An app that allows farmers to identify pests and diseases using their mobile phones and provides remedial measures is the latest addition to using modern digital tools to benefit smallholder farmers.
A key feature of the mobile app ‘Plantix’ is automated disease diagnosis. Farmers can upload a photo of their infected crop and the app will provide a diagnosis. Besides giving a diagnosis and steps to mitigate the disease, the app also provides information on preventing the disease in the next cropping season. Farmers are also presented biological treatment options for pest and disease control. Given the rampant overuse of chemical pesticides in India the app will also help disseminate best practice methods to reduce pesticides. The app also features a library of diseases which farmers can refer in case there is no connectivity
Currently, the database has over 60,000 photographs and covers 30 crops in India, 60 crops worldwide and has prescriptions for over 200 crop diseases. Every time a farmer uploads a photograph for diagnosis it will be time marked and georeferenced. Hence, the database also facilitates pest and disease outbreak monitoring and can send early warning messages for specific locations.

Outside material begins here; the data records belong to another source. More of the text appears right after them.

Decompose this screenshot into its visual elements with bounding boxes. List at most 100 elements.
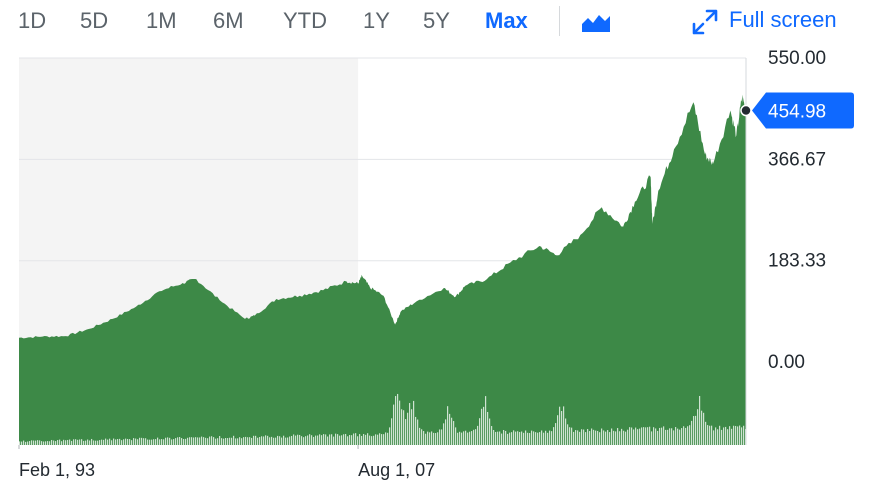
volume-bar: [609, 432, 611, 445]
volume-bar: [45, 441, 47, 445]
range-6m-button[interactable]: 6M: [213, 8, 244, 33]
x-axis-labels: Feb 1, 93 Aug 1, 07: [18, 445, 435, 480]
volume-bar: [713, 430, 715, 445]
price-area-series: [19, 94, 746, 445]
price-chart[interactable]: 550.00 366.67 183.33 0.00 Feb 1, 93 Aug 1, 0…: [0, 44, 876, 490]
volume-bar: [651, 431, 653, 445]
range-ytd-button[interactable]: YTD: [283, 8, 327, 33]
volume-bar: [569, 427, 571, 445]
volume-bar: [427, 431, 429, 445]
y-tick-label: 550.00: [768, 48, 826, 69]
volume-bar: [471, 431, 473, 445]
volume-bar: [633, 429, 635, 445]
volume-bar: [171, 439, 173, 445]
range-1m-button[interactable]: 1M: [146, 8, 177, 33]
volume-bar: [27, 441, 29, 445]
volume-bar: [547, 432, 549, 445]
range-1d-button[interactable]: 1D: [18, 8, 47, 33]
volume-bar: [549, 430, 551, 445]
volume-bar: [223, 438, 225, 445]
volume-bar: [461, 432, 463, 445]
volume-bar: [245, 436, 247, 445]
volume-bar: [611, 428, 613, 445]
volume-bar: [705, 421, 707, 445]
last-price-callout-box: [752, 92, 854, 129]
volume-bar: [169, 437, 171, 445]
volume-bar: [155, 439, 157, 445]
volume-bar: [603, 430, 605, 445]
x-tick-label: Aug 1, 07: [358, 460, 435, 480]
volume-bar: [219, 436, 221, 445]
volume-bar: [23, 440, 25, 445]
volume-bar: [135, 438, 137, 445]
volume-bar: [435, 433, 437, 445]
volume-bar: [43, 441, 45, 445]
volume-bar: [231, 437, 233, 445]
volume-bar: [75, 439, 77, 445]
volume-bar: [421, 429, 423, 445]
volume-bar: [587, 429, 589, 445]
y-axis-labels: 550.00 366.67 183.33 0.00: [768, 48, 826, 373]
volume-bar: [361, 435, 363, 445]
volume-bar: [719, 425, 721, 445]
volume-bar: [475, 429, 477, 445]
volume-bar: [311, 435, 313, 445]
volume-bar: [329, 434, 331, 445]
volume-bar: [735, 425, 737, 445]
range-5y-button[interactable]: 5Y: [423, 8, 450, 33]
mountain-chart-icon[interactable]: [580, 10, 612, 34]
volume-bar: [739, 425, 741, 445]
volume-bar: [369, 435, 371, 445]
volume-bar: [261, 436, 263, 445]
volume-bar: [627, 429, 629, 445]
volume-bar: [401, 409, 403, 445]
volume-bar: [179, 437, 181, 445]
volume-bar: [683, 426, 685, 445]
volume-bar: [119, 438, 121, 445]
volume-bar: [621, 428, 623, 445]
volume-bar: [525, 430, 527, 445]
volume-bar: [607, 430, 609, 445]
volume-bar: [443, 423, 445, 445]
y-tick-label: 0.00: [768, 352, 805, 373]
volume-bar: [583, 429, 585, 445]
volume-bar: [233, 435, 235, 445]
volume-bar: [511, 432, 513, 445]
volume-bar: [137, 439, 139, 445]
volume-bar: [271, 436, 273, 445]
volume-bar: [299, 434, 301, 445]
last-price-callout: 454.98: [752, 92, 854, 129]
volume-bar: [539, 432, 541, 445]
volume-bar: [211, 436, 213, 445]
volume-bar: [701, 410, 703, 445]
volume-bar: [57, 440, 59, 445]
volume-bar: [481, 408, 483, 445]
volume-bar: [709, 425, 711, 445]
volume-bar: [187, 437, 189, 445]
expand-arrows-icon: [692, 9, 718, 35]
volume-bar: [457, 432, 459, 445]
volume-bar: [253, 435, 255, 445]
volume-bar: [491, 426, 493, 445]
volume-bar: [309, 434, 311, 445]
volume-bar: [59, 439, 61, 445]
volume-bar: [53, 440, 55, 445]
volume-bar: [455, 427, 457, 445]
volume-bar: [89, 440, 91, 445]
range-max-button[interactable]: Max: [485, 8, 528, 33]
volume-bar: [711, 425, 713, 445]
volume-bar: [543, 432, 545, 445]
volume-bar: [95, 440, 97, 445]
volume-bar: [665, 429, 667, 445]
volume-bar: [31, 440, 33, 445]
volume-bar: [737, 426, 739, 445]
volume-bar: [439, 429, 441, 445]
volume-bar: [163, 439, 165, 445]
range-5d-button[interactable]: 5D: [80, 8, 109, 33]
volume-bar: [147, 439, 149, 445]
volume-bar: [451, 417, 453, 445]
volume-bar: [35, 440, 37, 445]
range-1y-button[interactable]: 1Y: [363, 8, 390, 33]
volume-bar: [341, 435, 343, 445]
volume-bar: [93, 440, 95, 445]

Working together with the developers of the app – Progressive Environmental & Agricultural Technologies (PEAT) – ICRISAT aims to build a database of pest and disease images and content for its six mandate crops.
The app can be downloaded on any Android-based mobile device. For farmers without a smart phone an extension worker or farm facilitator or progressive farmer equipped with a tablet or smart phone can be the mediator. To overcome connectivity issues, photographs can be taken and later uploaded when internet connectivity is available.
“ICRISAT-ICM (Integrated Crop Management) team is actively working with PEAT and providing technical support to capture good quality images of the diseases and pests of ICRISAT mandate crops. We have now captured the major diseases of pigeonpea such as Fusarium wilt, Sterility mosaic disease and Phytophthora blight. Additionally, ICM will also provide solutions for mitigating or eliminating pests and diseases for our mandate crops to ensure sustainable agriculture for smallholder farmers,” said Dr Mamta Sharma, Theme Leader – Integrated Crop Management, Asia Program.
Mr Alexander Kennepohl, in-charge of Plant Pathology and Data at PEAT, is of the view that introducing farmers to new technology will help them understand that a mobile is not just a communication tool but an important agriculture tool of the future. In fact, the app partly takes on the role of an agriculture extension worker. Cases where a farmer cannot identify the disease are rare and in such cases farmers can always contact the extension agent or get in touch with PEAT.
Efforts to regionalize the content are also in the pipeline. Ms Charlotte Schumann, Knowledge Management, PEAT, said that as part of a pilot project in Telangana, India, they are working towards delivering content in Telugu by end of 2016, and later work on other Indian and African languages. She said they are also transforming the content of the app into icons to help people with limited literacy.